Pouco depois entrávamos em procedimento de pouso em Cumbica e confesso que só senti o coração desacelerar quando a aeronave tocou a cabeceira da pista, deslizou mansamente sob a chuva e parou com elegância ao seu final. Desembarque, Polícia Federal, banheiro e bagagem. E a surpresa de encontrar Thais a minha espera.
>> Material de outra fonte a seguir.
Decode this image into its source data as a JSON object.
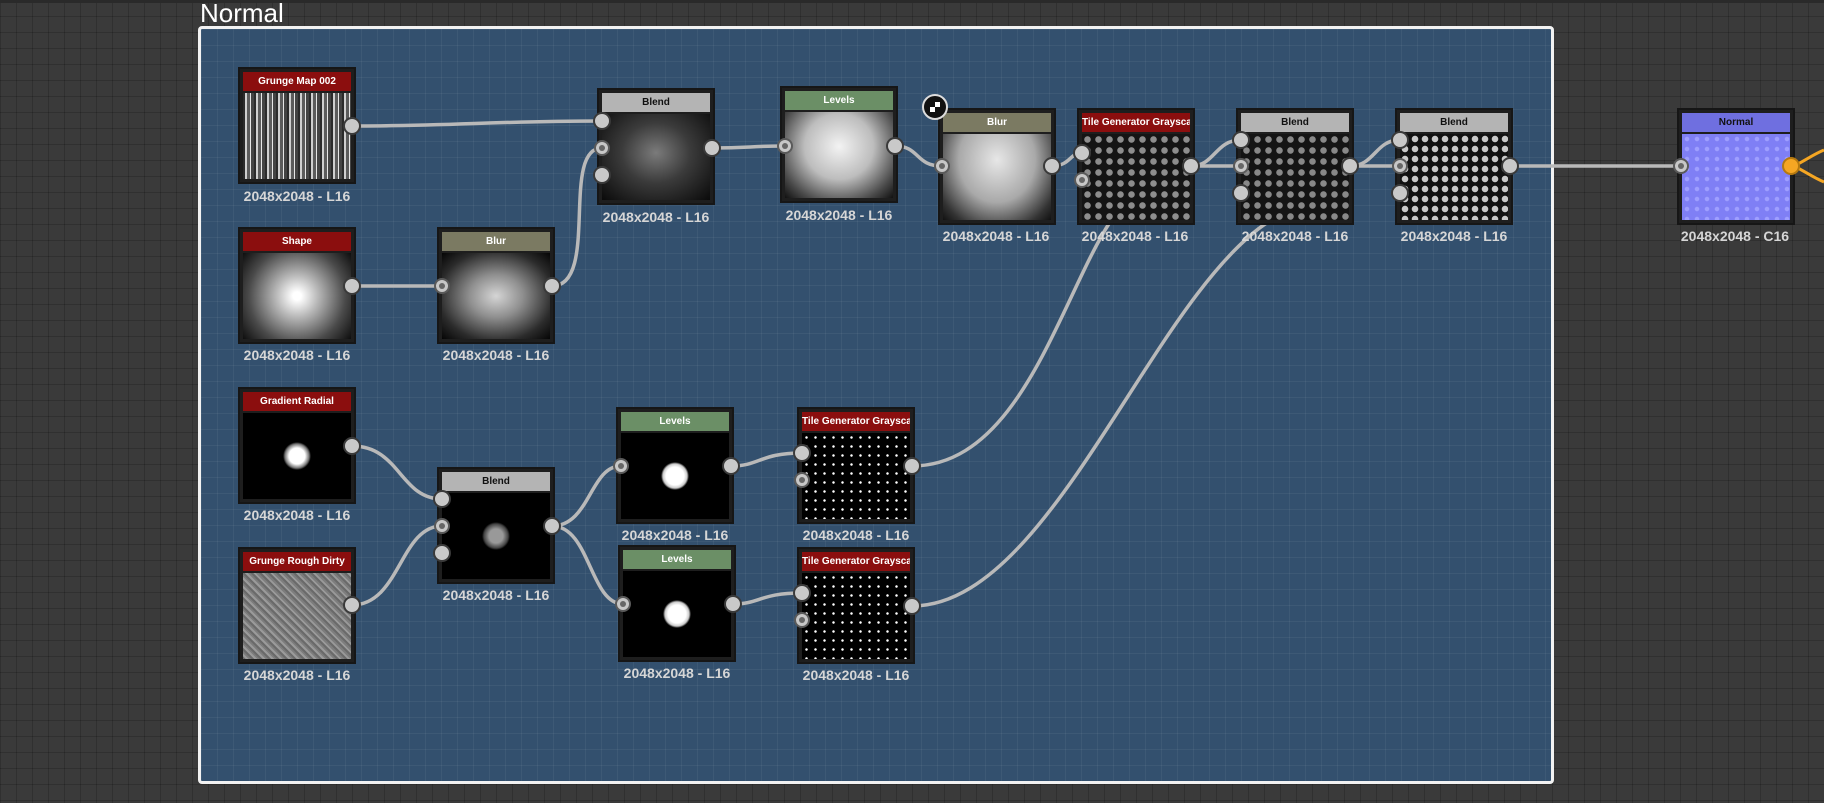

Um leve abraço e um beijo que durou poucos segundos a mais do que o usual foram as marcas do reencontro, nada de sorrisos ou traços de saudade. O olhar soberano ainda me fuzilou com indignação, deu meia volta e se afastou apressado pelo corredor. Um pequeno instante de hesitação e também saí, acelerando o passo para alcançá-la já quase do lado de fora. Lembro-me de ter sido preenchido por uma onda de calor, não soube precisar de onde vinha, que lambeu cada célula do meu corpo como se o transformasse no próprio inferno.
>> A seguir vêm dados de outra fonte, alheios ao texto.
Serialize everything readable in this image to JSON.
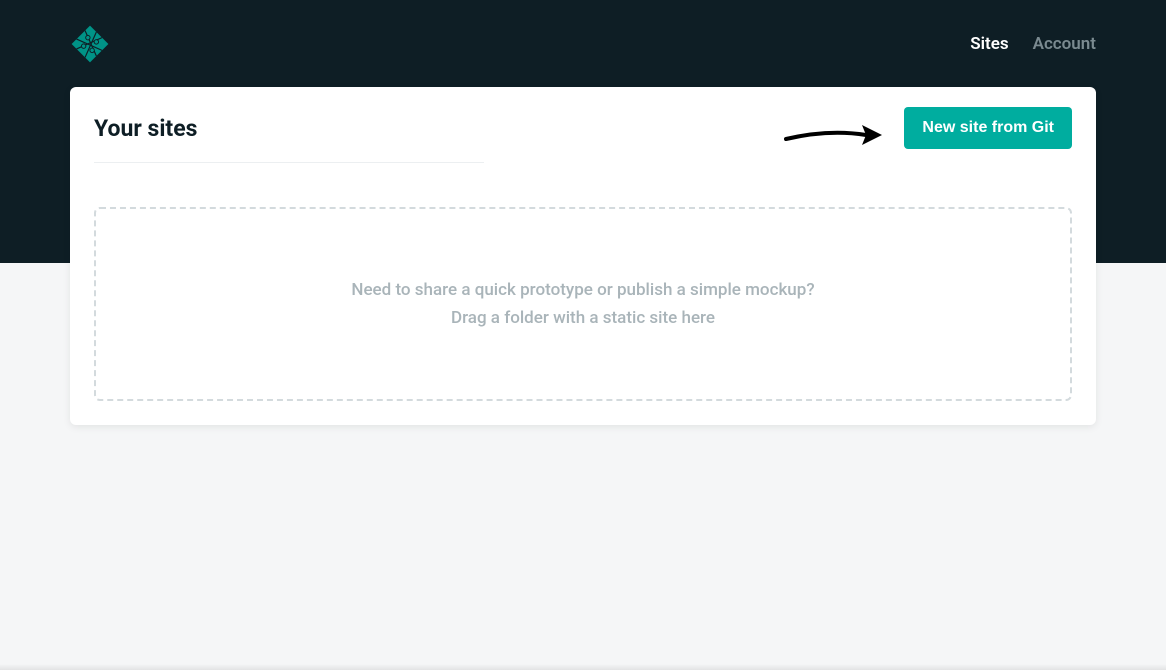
{
  "nav": {
    "sites": "Sites",
    "account": "Account"
  },
  "page": {
    "title": "Your sites",
    "new_site_button": "New site from Git"
  },
  "dropzone": {
    "line1": "Need to share a quick prototype or publish a simple mockup?",
    "line2": "Drag a folder with a static site here"
  }
}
A considerar os eventos da ida até que foi um bom recomeço. Nove dias antes, Thais havia me acompanhado até o setor de embarque para ali, em meio à multidão, exaltada e fora de controle, vomitar uma montanha de insultos. De insano e débil mental a perdulário e outras expressões que prefiro não mencionar, havia jurado que aquele seria nosso último encontro. “Pode apostar sua alma nisso, Abel!”, dissera, o indicador colado ao meu nariz. Com todos os caprichos que o destino era capaz de nos reservar, lá estávamos juntos novamente, sem desculpas ou lamentos. O orgulho não lhe permitiria tomar a iniciativa, ela esperaria até o momento em que eu dissesse “Thais, se eu contar você não vai acreditar...”. Mas ele, o destino, julgou não ser necessário. Ela logo poderia constatar com seus próprios olhos.













* * *













Adoro chuva. Quando pequeno costumava compor rituais imaginários pelo quintal ladrilhado da casa em que morávamos na Vila Mariana, o rosto voltado para o céu em sinal de agradecimento e os olhos fechados em sonhos. Os pedacinhos vermelhos, espalhados pelo cimento e contrapostos a outros menores, negros, pareciam recebê-la como bênção, dilatando-se em sorrisos a cada pingo. O cheiro do chão úmido logo emergia e ainda hoje, quando a chuva beija o asfalto, me lembro daquela época como se fosse hoje. Por outro lado, detesto dirigir na chuva, recordação de uma experiência não muito feliz que tive aos seis ou sete anos quando meu pai, dirigindo seu Fiat azul em um dia como esse, perdeu o controle do carro e saiu capotando. Conotação de sonho, flashes do horror misturados ao alívio repentino de constatar, como por milagre, uma família escapando ilesa do desastre. Minha mãe rezava, agradecendo a Nossa Senhora Aparecida pela graça alcançada. Meu pai, desconsolado sobre os cotovelos no meio fio, chorava como se tivesse perdido tudo. Eu? Bem, diria que acusei o golpe. E de maneira tão intensa que me tornei incapaz de dirigir em dia de chuva, a lembrança irrompia e com ela todo o desconforto. Nestas condições preferia tomar um táxi ou nem mesmo sair de casa e, confesso, nunca me esforcei para que fosse diferente. Neste dia, porém, a costumeira sensação de descontrole não se fazia presente. Eu me sentia confiante - motivado sobretudo pelos acontecimentos que haviam me conduzido até ali – enquanto caminhava ao lado de Thais pelo estacionamento. Ela, irritada, buscava abrigo no guarda-chuva que fazia questão em não dividir comigo. Eu, alheio à raiva, atirava-me à água que trazia de volta a realidade do concreto urbano, escorrendo pelo rosto e deixando as lembranças de menino soprar em meu coração. Quando alcançamos o carro, minutos depois, Thais deu a volta pelo lado do passageiro e atirou as chaves na minha direção. E acho que foi só mais adiante, quando já estávamos na saída esperando a cancela se erguer, é que tive a sensação de que algo ruim aconteceria.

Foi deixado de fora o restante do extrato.